With pure performance being so similar across the board, we lean towards saving you cash over more extreme efficiency (again, if you're running Windows 10) since the RX 480’s still fairly stingy on the power front. The $200 4GB version of the Radeon RX 480 should be just fine for 1080p gaming; if you’re considering 1440p or VR, you’ll want more memory, but even the $240 8GB variant of the RX 480 comes in at a lower price than Nvidia’s new 6GB card. And AMD FreeSync monitors—which eliminate tearing, smooth out stuttering, and make life better all around—don’t carry the extra price premium that just-as-stellar Nvidia G-Sync monitors demand.
The Radeon RX 480 also supports multi-card CrossFire setups, if that’s a concern for you. The GeForce GTX 1060 is limited to single-card setups due to its missing SLI connector.

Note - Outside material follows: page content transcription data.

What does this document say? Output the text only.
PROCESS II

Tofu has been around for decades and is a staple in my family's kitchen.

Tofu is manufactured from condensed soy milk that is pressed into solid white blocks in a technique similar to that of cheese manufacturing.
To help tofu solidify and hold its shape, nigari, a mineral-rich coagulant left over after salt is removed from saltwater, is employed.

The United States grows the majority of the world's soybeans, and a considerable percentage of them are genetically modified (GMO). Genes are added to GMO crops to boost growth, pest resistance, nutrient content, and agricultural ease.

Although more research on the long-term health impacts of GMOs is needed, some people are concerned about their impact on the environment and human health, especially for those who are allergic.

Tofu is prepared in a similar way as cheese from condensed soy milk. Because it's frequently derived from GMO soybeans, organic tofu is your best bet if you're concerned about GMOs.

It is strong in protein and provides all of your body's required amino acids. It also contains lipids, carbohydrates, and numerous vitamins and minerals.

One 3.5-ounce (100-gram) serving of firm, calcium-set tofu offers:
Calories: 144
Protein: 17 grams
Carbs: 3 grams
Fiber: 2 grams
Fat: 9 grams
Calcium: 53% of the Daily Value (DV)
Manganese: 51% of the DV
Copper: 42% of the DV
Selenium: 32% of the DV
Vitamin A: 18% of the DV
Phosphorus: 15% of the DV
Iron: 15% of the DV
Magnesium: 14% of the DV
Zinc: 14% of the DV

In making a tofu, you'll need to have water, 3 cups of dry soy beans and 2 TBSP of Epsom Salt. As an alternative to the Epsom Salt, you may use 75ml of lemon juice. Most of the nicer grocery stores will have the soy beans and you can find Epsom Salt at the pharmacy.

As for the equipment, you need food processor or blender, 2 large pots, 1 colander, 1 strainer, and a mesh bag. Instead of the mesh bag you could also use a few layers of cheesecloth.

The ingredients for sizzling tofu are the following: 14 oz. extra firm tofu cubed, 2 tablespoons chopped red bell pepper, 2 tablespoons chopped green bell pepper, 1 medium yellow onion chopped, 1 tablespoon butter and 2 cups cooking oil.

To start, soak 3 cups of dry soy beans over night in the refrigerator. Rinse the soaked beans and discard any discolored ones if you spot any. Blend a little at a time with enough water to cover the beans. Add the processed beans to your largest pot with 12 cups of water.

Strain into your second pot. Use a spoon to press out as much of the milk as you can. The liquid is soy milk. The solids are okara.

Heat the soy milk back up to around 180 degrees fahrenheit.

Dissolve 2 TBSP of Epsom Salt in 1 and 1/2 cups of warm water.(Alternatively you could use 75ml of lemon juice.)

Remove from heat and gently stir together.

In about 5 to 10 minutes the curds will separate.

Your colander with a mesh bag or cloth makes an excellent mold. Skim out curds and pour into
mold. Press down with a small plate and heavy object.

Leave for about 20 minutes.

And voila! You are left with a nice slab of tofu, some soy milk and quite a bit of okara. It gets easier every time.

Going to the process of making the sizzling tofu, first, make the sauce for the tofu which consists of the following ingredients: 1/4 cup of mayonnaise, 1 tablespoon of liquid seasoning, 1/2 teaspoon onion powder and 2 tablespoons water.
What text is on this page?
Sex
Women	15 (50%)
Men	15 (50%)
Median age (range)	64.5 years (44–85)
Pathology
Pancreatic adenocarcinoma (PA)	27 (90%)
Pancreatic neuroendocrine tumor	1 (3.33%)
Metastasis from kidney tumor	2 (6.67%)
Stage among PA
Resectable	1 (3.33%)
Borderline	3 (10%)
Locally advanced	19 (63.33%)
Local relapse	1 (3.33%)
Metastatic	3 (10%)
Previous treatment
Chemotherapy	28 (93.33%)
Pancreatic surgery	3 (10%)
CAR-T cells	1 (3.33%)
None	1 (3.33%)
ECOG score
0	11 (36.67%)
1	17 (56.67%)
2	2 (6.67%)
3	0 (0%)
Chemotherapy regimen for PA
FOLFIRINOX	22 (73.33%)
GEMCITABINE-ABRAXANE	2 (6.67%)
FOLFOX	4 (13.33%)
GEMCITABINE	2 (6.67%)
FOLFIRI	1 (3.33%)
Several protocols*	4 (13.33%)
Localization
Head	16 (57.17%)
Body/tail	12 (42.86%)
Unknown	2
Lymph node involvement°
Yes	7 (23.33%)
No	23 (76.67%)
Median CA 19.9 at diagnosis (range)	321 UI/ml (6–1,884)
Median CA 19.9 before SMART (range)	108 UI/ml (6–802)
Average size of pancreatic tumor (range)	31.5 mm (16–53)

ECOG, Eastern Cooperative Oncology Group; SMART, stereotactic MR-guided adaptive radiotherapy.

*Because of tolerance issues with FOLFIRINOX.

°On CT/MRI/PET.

What about custom variants of the cards? It depends. Nvidia’s Pascal architecture has proven much more overclockable than AMD’s new Polaris GPU. But for now, AMD’s Radeon RX 480 comes out the slight victor in the first direct head-to-head battle of this astonishing new generation of graphics cards, just eking past the GeForce GTX 1060—if only because of price. Nvidia’s superb software and top-notch power efficiency may be worth the extra premium for some people, especially if you're choosing between a $240 8GB RX 480 or $250 6GB GTX 1060, but that’s purely a personal judgement call.
Really, though, you won’t be disappointed by either of these cards. I’d even say you’ll be downright amazed by them. Both the GTX 1060 and the RX 480 utterly blow away what $200 to $300 graphics cards have been capable of achieving up until now. No compromises 1080p gaming and solid 1440p gaming at an affordable price point? Yes, please.